Investigation of electronic properties of novel half-Heusler alloys using density functional theory
摘要
The study of half-Heusler alloys has captured significant attention in materials science due to their unique electronic and mechanical properties. In this paper, we conducted an in-depth density functional theory (DFT) analysis to explore the half-metallic characteristics of the novel PdFeGa alloy, with particular focus on its band structure and elastic constants. As ternary compounds, half-Heusler alloys have attracted interest due to their versatile properties, which make them suitable for applications in thermoelectrics, spintronics and optoelectronics. Our theoretical investigation into the structural, mechanical, electronic, and magnetic properties of PdFeGa aims to identify stable half-metallic ferromagnets with Curie temperatures exceeding room temperature.
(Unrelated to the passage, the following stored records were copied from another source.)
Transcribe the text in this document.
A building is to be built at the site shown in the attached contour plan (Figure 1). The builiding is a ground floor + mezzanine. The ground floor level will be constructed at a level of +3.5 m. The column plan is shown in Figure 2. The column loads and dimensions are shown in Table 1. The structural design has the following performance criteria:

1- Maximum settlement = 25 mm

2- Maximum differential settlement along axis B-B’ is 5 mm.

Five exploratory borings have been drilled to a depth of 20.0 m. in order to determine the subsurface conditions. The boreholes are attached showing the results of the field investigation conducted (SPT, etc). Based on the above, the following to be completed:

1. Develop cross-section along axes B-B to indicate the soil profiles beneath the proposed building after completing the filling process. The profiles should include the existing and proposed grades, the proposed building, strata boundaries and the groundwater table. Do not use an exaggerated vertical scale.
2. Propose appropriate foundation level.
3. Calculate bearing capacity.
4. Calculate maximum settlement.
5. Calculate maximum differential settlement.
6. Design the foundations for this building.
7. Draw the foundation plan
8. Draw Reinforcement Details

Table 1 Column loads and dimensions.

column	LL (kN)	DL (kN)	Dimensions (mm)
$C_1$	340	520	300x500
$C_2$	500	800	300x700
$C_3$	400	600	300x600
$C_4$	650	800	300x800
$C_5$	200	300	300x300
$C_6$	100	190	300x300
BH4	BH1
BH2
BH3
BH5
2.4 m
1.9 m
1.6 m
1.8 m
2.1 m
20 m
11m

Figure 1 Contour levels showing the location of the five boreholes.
PdFeGa exhibits half-metallic ferromagnetism, featuring a high magnetic moment localized at the Fe atom. The compound demonstrates a high Curie temperature and significant spin polarization. To ensure accuracy and convergence, calculations were conducted using the generalized gradient approximation (GGA) for the exchange-correlation potential, along with a dense k-point grid and high-energy cutoff. This DFT study confirms the half-metallic nature of PdFeGa, highlighting its promise for various technological applications.